O luto tomou conta da vida de António, Celeste e Avelina. Viviam por metade, sem alegria, sem ânimo, sem as vontades de outrora. Avelina vivia órfã, sem o consolo vegetal daquela mãe que lhe engendrou o ser, e Celeste e António sem a árvore bondosa que lhes concedeu uma filha para cuidar e amar, enchendo-lhes os dias da velhice de luz e calor.
Os meses passaram, arrastando-se num entorpecimento sem fim. António padecia de uma dor inexplicável que o atirou para uma cama, depois perdeu a noção se si, da sua Celeste e de Avelina e, finalmente, do mundo. Partiu numa manhã de primavera ao som do primeiro canto dos melros na pereira do jardim. Encontrou o seu eterno descanso junto ao espólio da aveleira, partilhando o seu corpo com as raízes mortas da deusa mística da fertilidade e da reconciliação.
Celeste perdeu o pouco brilho que ainda lhe restavam naquele azul dos seus olhos cegos e o corpo dobrava-se num ângulo que a impedia de ficar ereta, diminuindo-lhe o tamanho da já baixa estatura. Avelina entregou-se ao mudo cuidar da idosa, a dor consumia-lhe a alma humana e secava-lhe o espírito de árvore, tornava-se seca, definhava sem a aura vibrante que lhe iluminava o rosto e lhe dava graça ao corpo jovem, envelhecia a olhos vistos.
— Leva-me para a floresta, Avelina. O meu tempo finda-se aqui, querida filha. Leva-me por favor! Ficas lá comigo, bem o sabes que deves fazê-lo. Quero-me finar junto do meu António...

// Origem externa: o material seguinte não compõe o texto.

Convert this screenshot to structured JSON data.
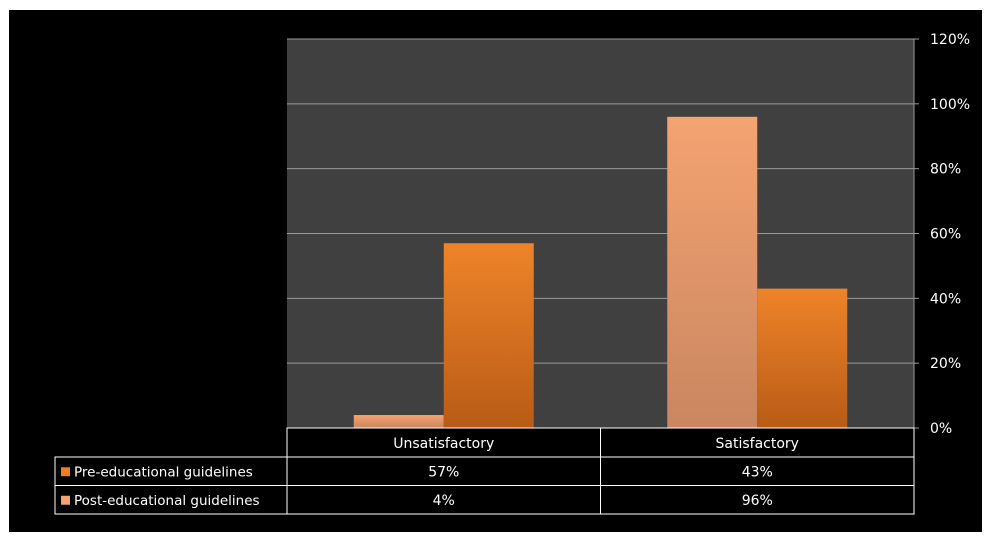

— Mas aqui é que tem conforto, mãe Celeste. Na floresta ficará exposta…
— Não importa! Leva-me pela manhã, preciso de ir!
No dia seguinte, Avelina com gentil cuidado ajudou Celeste a acomodar-se no burro e levou-a à floresta. A Natureza, na sua infinita renovação, já escondera a maldade que o fogo fizera, ocultara a morte, o cinzento das cinzas e já se viam rebentos de verde vivo a despontar aqui e ali. O cheiro da floresta fora alterado pelo incêndio, Celeste bem o sentiu, mas as árvores, os arbustos e as plantas redobravam os esforços para o disfarçar, com os seus odores frescos.
Avelina, com ternura, envolveu Celeste na quente manta de lã fiada com os fios dobados naquele dia em que conhecera a sua origem. Sentou-se bem encostada à idosa para poder aquecê-la com o calor do seu corpo e, assim, adormeceram sob o sol envergonhado daquela primavera que surgia vagarosa. Quando Avelina despertou, tocou em Celeste, esta volveu os seus lindos olhos celestiais e sorriu-lhe.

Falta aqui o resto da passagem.